Demand for honey exceeds the local supply, which can be very variable given our unpredictable weather. In the UK, we primarily import honey from China, New Zealand and the EU, with a value exceeding £90 million per year. In March 2020, the Honey Authenticity Project (HAP) sampled 13 jars of cheap honey from well-known supermarkets in the UK. They sent it to an accredited food testing laboratory for a broad spectrum of analyses. The results showed that not one of the samples was ‘pure honey’. There appears to be widespread adulteration of honey with the addition of sugars derived from corn, rice and sugar beet. These sugars, which are not from nectar collected by bees, explain some honey’s low price and insipid taste. The main culprit is Asia, say the HAP.
Rather than continue down this depressing and negative pathway, I’d like to change tack and rejoice in the glory of natural honey – the genuine article. As we move through the seasons, the forage available to our bees changes, and each year, it’s slightly different. The nectar collected will depend on the weather, location, and what is in flower at the time. Honey bees tend to prefer foraging on large numbers of a single type of flower at a time. They evolved in trees, so it’s unsurprising that they enthusiastically collect nectar from trees and hedgerows.
When I open a hive, I love to look at the different types of pollen stored around the brood nest. Some are pretty distinctive; horse chestnut is brick red, dandelion is orange, and oilseed rape is yellow. Colour charts are available to help us identify one from the other, and some enthusiasts use microscopes to be sure. The pollen in honey is a strong indicator of its source.
Honey bees are vegetarians, and their protein comes from pollen. A good supply is essential for raising young bees and future queens. Although honey is primarily simple sugars, it contains traces of pollen and more complex sugars. These result in a flavour that is as unique as vintage wine. The honey takes its character from the land.

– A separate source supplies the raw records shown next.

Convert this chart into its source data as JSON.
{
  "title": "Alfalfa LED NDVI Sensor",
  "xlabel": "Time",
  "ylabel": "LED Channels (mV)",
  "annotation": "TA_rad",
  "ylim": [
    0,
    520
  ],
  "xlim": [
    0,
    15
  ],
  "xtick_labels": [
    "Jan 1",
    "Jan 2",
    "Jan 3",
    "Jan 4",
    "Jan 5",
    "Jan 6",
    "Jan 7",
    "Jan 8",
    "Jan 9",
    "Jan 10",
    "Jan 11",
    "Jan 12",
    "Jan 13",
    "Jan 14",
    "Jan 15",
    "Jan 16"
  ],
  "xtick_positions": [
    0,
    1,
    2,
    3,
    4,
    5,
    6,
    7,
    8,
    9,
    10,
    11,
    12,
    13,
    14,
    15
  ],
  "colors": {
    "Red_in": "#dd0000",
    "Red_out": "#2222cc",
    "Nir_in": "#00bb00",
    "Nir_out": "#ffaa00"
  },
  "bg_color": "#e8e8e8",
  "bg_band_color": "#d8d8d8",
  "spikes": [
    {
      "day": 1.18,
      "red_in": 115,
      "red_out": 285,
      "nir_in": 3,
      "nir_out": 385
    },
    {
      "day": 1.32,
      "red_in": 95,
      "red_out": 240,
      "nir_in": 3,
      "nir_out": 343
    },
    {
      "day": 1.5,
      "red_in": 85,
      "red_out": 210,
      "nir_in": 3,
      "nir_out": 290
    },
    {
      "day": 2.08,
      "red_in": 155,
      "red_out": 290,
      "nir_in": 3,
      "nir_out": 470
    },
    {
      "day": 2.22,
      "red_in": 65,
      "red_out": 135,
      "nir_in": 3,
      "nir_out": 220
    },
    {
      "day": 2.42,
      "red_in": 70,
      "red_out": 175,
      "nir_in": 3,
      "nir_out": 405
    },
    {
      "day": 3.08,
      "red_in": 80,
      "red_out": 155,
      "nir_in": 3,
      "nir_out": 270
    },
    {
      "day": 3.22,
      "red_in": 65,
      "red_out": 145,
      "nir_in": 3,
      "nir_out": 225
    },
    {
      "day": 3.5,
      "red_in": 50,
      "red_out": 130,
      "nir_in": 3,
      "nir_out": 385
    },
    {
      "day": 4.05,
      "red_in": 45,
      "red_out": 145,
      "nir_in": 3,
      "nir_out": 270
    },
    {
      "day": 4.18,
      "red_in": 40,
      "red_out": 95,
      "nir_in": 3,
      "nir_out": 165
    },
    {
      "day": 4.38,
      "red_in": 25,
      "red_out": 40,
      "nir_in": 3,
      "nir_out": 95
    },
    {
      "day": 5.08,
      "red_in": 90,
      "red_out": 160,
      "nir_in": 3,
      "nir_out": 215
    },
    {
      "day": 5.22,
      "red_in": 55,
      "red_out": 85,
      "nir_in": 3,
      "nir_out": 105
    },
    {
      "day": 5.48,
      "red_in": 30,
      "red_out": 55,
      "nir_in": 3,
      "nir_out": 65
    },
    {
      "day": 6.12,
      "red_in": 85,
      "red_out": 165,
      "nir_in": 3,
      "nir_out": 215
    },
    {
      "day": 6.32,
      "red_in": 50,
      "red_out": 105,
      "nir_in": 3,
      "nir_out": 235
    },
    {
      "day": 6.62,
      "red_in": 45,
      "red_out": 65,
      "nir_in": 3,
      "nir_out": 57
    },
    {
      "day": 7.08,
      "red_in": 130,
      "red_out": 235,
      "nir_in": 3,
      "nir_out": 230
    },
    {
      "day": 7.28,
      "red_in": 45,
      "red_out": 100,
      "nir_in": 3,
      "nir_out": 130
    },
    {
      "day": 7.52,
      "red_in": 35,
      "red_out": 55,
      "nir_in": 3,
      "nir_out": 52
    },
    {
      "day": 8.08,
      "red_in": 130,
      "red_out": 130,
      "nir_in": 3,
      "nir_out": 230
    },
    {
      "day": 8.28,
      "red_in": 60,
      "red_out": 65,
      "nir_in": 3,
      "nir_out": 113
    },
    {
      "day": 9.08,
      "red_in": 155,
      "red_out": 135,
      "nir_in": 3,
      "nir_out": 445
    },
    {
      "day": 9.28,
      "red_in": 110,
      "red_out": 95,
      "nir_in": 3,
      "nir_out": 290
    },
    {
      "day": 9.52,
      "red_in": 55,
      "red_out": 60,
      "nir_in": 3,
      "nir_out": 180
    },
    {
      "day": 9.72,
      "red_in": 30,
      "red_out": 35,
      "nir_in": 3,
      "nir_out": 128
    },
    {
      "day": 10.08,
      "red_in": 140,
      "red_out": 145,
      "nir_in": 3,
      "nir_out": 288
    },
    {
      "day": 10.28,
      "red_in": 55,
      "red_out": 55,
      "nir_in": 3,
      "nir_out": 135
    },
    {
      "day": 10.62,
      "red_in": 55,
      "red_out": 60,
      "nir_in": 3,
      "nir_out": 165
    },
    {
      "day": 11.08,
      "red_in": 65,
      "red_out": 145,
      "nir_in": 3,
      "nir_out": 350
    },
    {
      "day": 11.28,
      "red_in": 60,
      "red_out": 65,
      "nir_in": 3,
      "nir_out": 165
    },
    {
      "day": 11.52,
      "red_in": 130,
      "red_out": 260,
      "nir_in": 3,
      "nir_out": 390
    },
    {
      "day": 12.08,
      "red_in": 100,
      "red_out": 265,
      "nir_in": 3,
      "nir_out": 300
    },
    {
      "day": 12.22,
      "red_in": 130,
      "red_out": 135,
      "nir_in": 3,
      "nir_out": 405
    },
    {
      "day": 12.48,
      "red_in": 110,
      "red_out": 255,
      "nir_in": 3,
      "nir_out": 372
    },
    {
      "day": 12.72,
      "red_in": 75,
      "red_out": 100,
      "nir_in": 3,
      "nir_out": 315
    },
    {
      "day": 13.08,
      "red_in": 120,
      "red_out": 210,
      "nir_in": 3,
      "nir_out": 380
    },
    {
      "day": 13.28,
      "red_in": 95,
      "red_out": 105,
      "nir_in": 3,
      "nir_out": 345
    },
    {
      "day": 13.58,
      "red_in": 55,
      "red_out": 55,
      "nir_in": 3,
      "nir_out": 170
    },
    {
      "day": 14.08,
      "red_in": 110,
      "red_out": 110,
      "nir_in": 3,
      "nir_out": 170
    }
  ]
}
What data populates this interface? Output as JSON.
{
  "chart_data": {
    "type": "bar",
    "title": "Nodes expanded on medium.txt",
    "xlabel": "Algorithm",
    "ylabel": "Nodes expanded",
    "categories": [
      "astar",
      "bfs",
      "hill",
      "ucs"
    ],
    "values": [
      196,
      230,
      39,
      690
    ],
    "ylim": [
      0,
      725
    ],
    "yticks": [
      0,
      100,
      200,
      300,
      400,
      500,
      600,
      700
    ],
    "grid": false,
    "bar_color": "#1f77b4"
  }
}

Companies that buy honey in bulk need to produce a consistent product so that each batch tastes and looks identical. To achieve this, they heat, filter and blend honey to form the branded item that customers expect to find in stores. It does the job, and if cheap imported honey forms part of the mix, they keep costs low. If you get a batch of delicious wildflower honey from your local beekeeper or farm shop, don’t expect to get the same thing next time. Pure honey taken straight from the bees will change from month to month and year to year.
The bees turn nectar into honey by adding enzymes and removing water. When it’s ready, they cap each cell of honey with wax. I take these frames away in August and uncap them, then spin them in an extractor. The liquid honey runs into food-grade plastic buckets, which I then leave to settle. After a while, the froth and bits of wax and the odd bee rise to the surface, allowing me to tap off the pure, unfiltered golden liquid from the bottom. That’s all there is to it; just pure honey, straight from the hive.
My bees have plenty of time in September to collect the nectar that will form their stores for the winter to come. Keeping bees is hard, sweaty work for beekeepers, and the hives and equipment are not cheap. It’s a shame that adulterated honey imported from abroad is driving down prices. In my view, pure natural local honey is a premium product that tastes incredible and deserves a premium price.